如何为数组正确使用 numpy.c_ [英] How to use numpy.c_ properly for arrays

问题描述

我有一个要矢量化的函数.在函数内部，我有以下代码.

I have a function which I am trying to vectorize. Inside the function I have the following code.

A = np.c_[xdata, ydata, np.ones(len(zdata))]
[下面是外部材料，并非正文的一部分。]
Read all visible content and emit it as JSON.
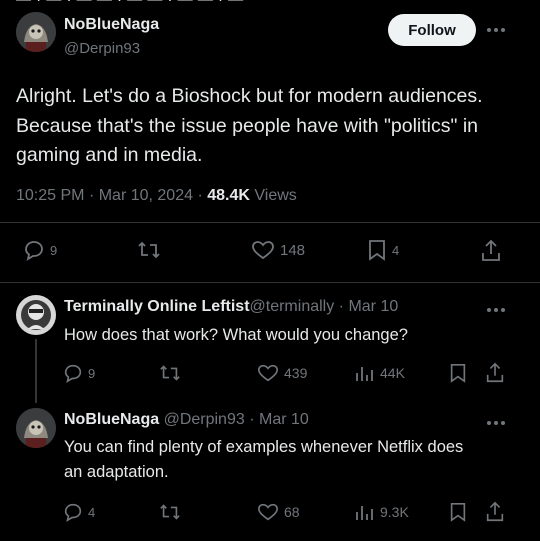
{
  "main_tweet": {
    "display_name": "NoBlueNaga",
    "handle": "@Derpin93",
    "follow_label": "Follow",
    "text": "Alright. Let's do a Bioshock but for modern audiences. Because that's the issue people have with \"politics\" in gaming and in media.",
    "time": "10:25 PM",
    "date": "Mar 10, 2024",
    "views_count": "48.4K",
    "views_label": "Views",
    "sep": "·",
    "stats": {
      "replies": "9",
      "likes": "148",
      "bookmarks": "4"
    }
  },
  "replies": [
    {
      "display_name": "Terminally Online Leftist",
      "handle": "@terminally",
      "date": "Mar 10",
      "sep": "·",
      "text": "How does that work? What would you change?",
      "stats": {
        "replies": "9",
        "likes": "439",
        "views": "44K"
      }
    },
    {
      "display_name": "NoBlueNaga",
      "handle": "@Derpin93",
      "date": "Mar 10",
      "sep": "·",
      "text": "You can find plenty of examples whenever Netflix does an adaptation.",
      "stats": {
        "replies": "4",
        "likes": "68",
        "views": "9.3K"
      }
    }
  ],
  "icons": [
    "more-icon",
    "reply-icon",
    "retweet-icon",
    "like-icon",
    "bookmark-icon",
    "share-icon",
    "views-icon"
  ],
  "colors": {
    "background": "#000000",
    "text": "#e7e9ea",
    "muted": "#71767b",
    "follow_bg": "#eff3f4",
    "divider": "#2f3336"
  }
}
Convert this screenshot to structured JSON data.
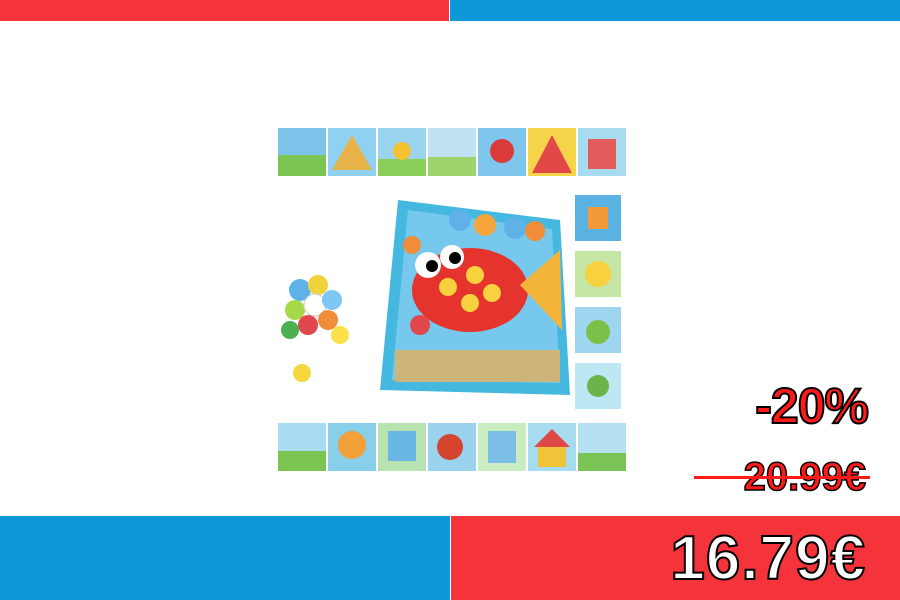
{
  "colors": {
    "red": "#f5333a",
    "blue": "#0d98d9",
    "discount_red": "#ff1a1a",
    "text_white": "#ffffff"
  },
  "price": {
    "discount": "-20%",
    "old_price": "20.99€",
    "new_price": "16.79€"
  },
  "product_image": {
    "icon": "button-art-puzzle-toy-image"
  }
}
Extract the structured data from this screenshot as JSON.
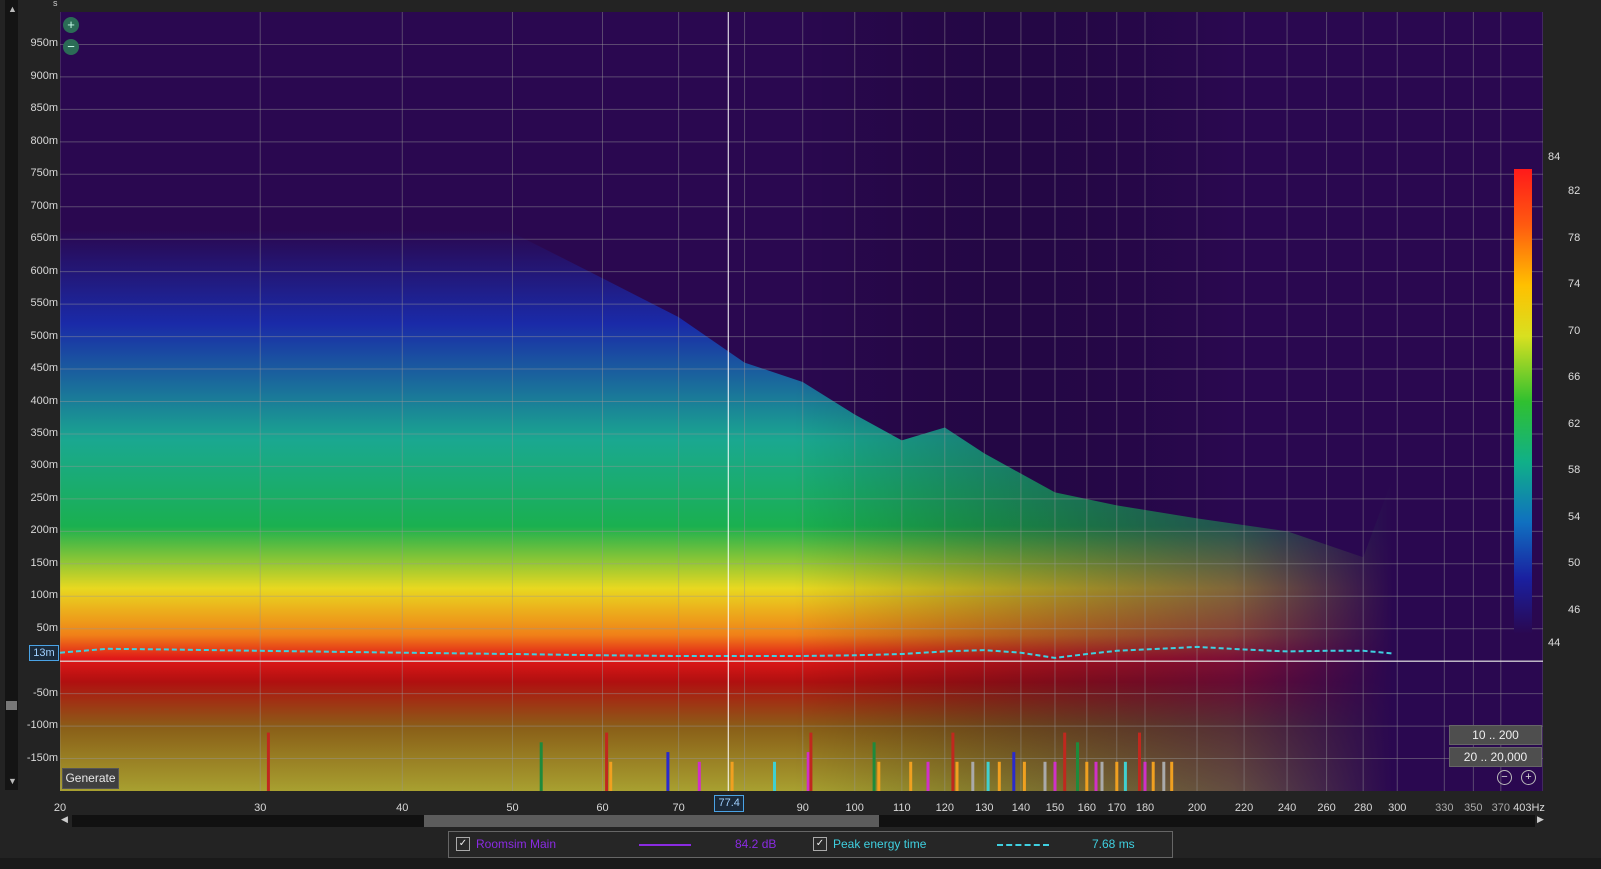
{
  "chart_data": {
    "type": "heatmap",
    "title": "",
    "xlabel": "Hz",
    "ylabel": "",
    "x_scale": "log",
    "xlim": [
      20,
      403
    ],
    "ylim": [
      -0.2,
      1.0
    ],
    "x_ticks": [
      {
        "value": 20,
        "label": "20"
      },
      {
        "value": 30,
        "label": "30"
      },
      {
        "value": 40,
        "label": "40"
      },
      {
        "value": 50,
        "label": "50"
      },
      {
        "value": 60,
        "label": "60"
      },
      {
        "value": 70,
        "label": "70"
      },
      {
        "value": 80,
        "label": "80"
      },
      {
        "value": 90,
        "label": "90"
      },
      {
        "value": 100,
        "label": "100"
      },
      {
        "value": 110,
        "label": "110"
      },
      {
        "value": 120,
        "label": "120"
      },
      {
        "value": 130,
        "label": "130"
      },
      {
        "value": 140,
        "label": "140"
      },
      {
        "value": 150,
        "label": "150"
      },
      {
        "value": 160,
        "label": "160"
      },
      {
        "value": 170,
        "label": "170"
      },
      {
        "value": 180,
        "label": "180"
      },
      {
        "value": 200,
        "label": "200"
      },
      {
        "value": 220,
        "label": "220"
      },
      {
        "value": 240,
        "label": "240"
      },
      {
        "value": 260,
        "label": "260"
      },
      {
        "value": 280,
        "label": "280"
      },
      {
        "value": 300,
        "label": "300"
      },
      {
        "value": 330,
        "label": "330"
      },
      {
        "value": 350,
        "label": "350"
      },
      {
        "value": 370,
        "label": "370"
      },
      {
        "value": 403,
        "label": "403Hz"
      }
    ],
    "y_ticks": [
      {
        "value": 0.95,
        "label": "950m"
      },
      {
        "value": 0.9,
        "label": "900m"
      },
      {
        "value": 0.85,
        "label": "850m"
      },
      {
        "value": 0.8,
        "label": "800m"
      },
      {
        "value": 0.75,
        "label": "750m"
      },
      {
        "value": 0.7,
        "label": "700m"
      },
      {
        "value": 0.65,
        "label": "650m"
      },
      {
        "value": 0.6,
        "label": "600m"
      },
      {
        "value": 0.55,
        "label": "550m"
      },
      {
        "value": 0.5,
        "label": "500m"
      },
      {
        "value": 0.45,
        "label": "450m"
      },
      {
        "value": 0.4,
        "label": "400m"
      },
      {
        "value": 0.35,
        "label": "350m"
      },
      {
        "value": 0.3,
        "label": "300m"
      },
      {
        "value": 0.25,
        "label": "250m"
      },
      {
        "value": 0.2,
        "label": "200m"
      },
      {
        "value": 0.15,
        "label": "150m"
      },
      {
        "value": 0.1,
        "label": "100m"
      },
      {
        "value": 0.05,
        "label": "50m"
      },
      {
        "value": 0,
        "label": "0"
      },
      {
        "value": -0.05,
        "label": "-50m"
      },
      {
        "value": -0.1,
        "label": "-100m"
      },
      {
        "value": -0.15,
        "label": "-150m"
      }
    ],
    "colorbar": {
      "min": 44,
      "max": 84,
      "labels": [
        "84",
        "82",
        "78",
        "74",
        "70",
        "66",
        "62",
        "58",
        "54",
        "50",
        "46",
        "44"
      ]
    },
    "series": [
      {
        "name": "Roomsim Main",
        "kind": "spectrogram",
        "color": "#8a2be2",
        "peak_db": 84.2
      },
      {
        "name": "Peak energy time",
        "kind": "line",
        "color": "#3fd0e0",
        "dashed": true,
        "x": [
          20,
          22,
          25,
          30,
          40,
          50,
          60,
          70,
          80,
          90,
          100,
          110,
          120,
          130,
          140,
          150,
          160,
          170,
          180,
          200,
          220,
          240,
          260,
          280,
          297
        ],
        "y": [
          0.013,
          0.019,
          0.018,
          0.016,
          0.013,
          0.011,
          0.009,
          0.008,
          0.008,
          0.008,
          0.009,
          0.011,
          0.015,
          0.017,
          0.013,
          0.005,
          0.011,
          0.016,
          0.018,
          0.022,
          0.018,
          0.015,
          0.016,
          0.016,
          0.012
        ]
      }
    ],
    "marker_lines": [
      {
        "x": 30.5,
        "color": "#c0281e",
        "top": -0.11
      },
      {
        "x": 53,
        "color": "#1e8a3c",
        "top": -0.125
      },
      {
        "x": 60.5,
        "color": "#c0281e",
        "top": -0.11
      },
      {
        "x": 61,
        "color": "#f0a020",
        "top": -0.155
      },
      {
        "x": 68.5,
        "color": "#2a2acc",
        "top": -0.14
      },
      {
        "x": 73,
        "color": "#d030c8",
        "top": -0.155
      },
      {
        "x": 78,
        "color": "#f0a020",
        "top": -0.155
      },
      {
        "x": 85,
        "color": "#40d0d0",
        "top": -0.155
      },
      {
        "x": 91,
        "color": "#d030c8",
        "top": -0.14
      },
      {
        "x": 91.5,
        "color": "#c0281e",
        "top": -0.11
      },
      {
        "x": 104,
        "color": "#1e8a3c",
        "top": -0.125
      },
      {
        "x": 105,
        "color": "#f0a020",
        "top": -0.155
      },
      {
        "x": 112,
        "color": "#f0a020",
        "top": -0.155
      },
      {
        "x": 116,
        "color": "#d030c8",
        "top": -0.155
      },
      {
        "x": 122,
        "color": "#c0281e",
        "top": -0.11
      },
      {
        "x": 123,
        "color": "#f0a020",
        "top": -0.155
      },
      {
        "x": 127,
        "color": "#aaaaaa",
        "top": -0.155
      },
      {
        "x": 131,
        "color": "#40d0d0",
        "top": -0.155
      },
      {
        "x": 134,
        "color": "#f0a020",
        "top": -0.155
      },
      {
        "x": 138,
        "color": "#2a2acc",
        "top": -0.14
      },
      {
        "x": 141,
        "color": "#f0a020",
        "top": -0.155
      },
      {
        "x": 147,
        "color": "#aaaaaa",
        "top": -0.155
      },
      {
        "x": 150,
        "color": "#d030c8",
        "top": -0.155
      },
      {
        "x": 153,
        "color": "#c0281e",
        "top": -0.11
      },
      {
        "x": 157,
        "color": "#1e8a3c",
        "top": -0.125
      },
      {
        "x": 160,
        "color": "#f0a020",
        "top": -0.155
      },
      {
        "x": 163,
        "color": "#d030c8",
        "top": -0.155
      },
      {
        "x": 165,
        "color": "#aaaaaa",
        "top": -0.155
      },
      {
        "x": 170,
        "color": "#f0a020",
        "top": -0.155
      },
      {
        "x": 173,
        "color": "#40d0d0",
        "top": -0.155
      },
      {
        "x": 178,
        "color": "#c0281e",
        "top": -0.11
      },
      {
        "x": 180,
        "color": "#d030c8",
        "top": -0.155
      },
      {
        "x": 183,
        "color": "#f0a020",
        "top": -0.155
      },
      {
        "x": 187,
        "color": "#aaaaaa",
        "top": -0.155
      },
      {
        "x": 190,
        "color": "#f0a020",
        "top": -0.155
      }
    ],
    "cursor_x": 77.4,
    "cursor_label": "77.4",
    "time_marker": {
      "value": 0.013,
      "label": "13m"
    },
    "grid": true,
    "legend_position": "bottom"
  },
  "ui": {
    "generate_label": "Generate",
    "range_buttons": [
      "10 .. 200",
      "20 .. 20,000"
    ],
    "legend": [
      {
        "label": "Roomsim Main",
        "value": "84.2 dB",
        "color": "#8a2be2",
        "checked": true
      },
      {
        "label": "Peak energy time",
        "value": "7.68 ms",
        "color": "#3fd0e0",
        "checked": true
      }
    ],
    "check_mark": "✓",
    "zoom_in_glyph": "+",
    "zoom_out_glyph": "−"
  }
}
其中 x_data、y_data、z_data 都是 1x5 数组，例如.[1,2,3,4,5].A 的结果输出为

Where x_data, y_data, z_data are all 1x5 array, eg. [1,2,3,4,5]. The resulting output for A would be

array([[1.90155189, 1.64412979, 1.        ],
       [2.44148892, 1.73851717, 1.        ],
       [1.65259189, 2.10693759, 1.        ],
       [2.52045732, 2.30939049, 1.        ],
       [1.53516213, 2.39788003, 1.        ]])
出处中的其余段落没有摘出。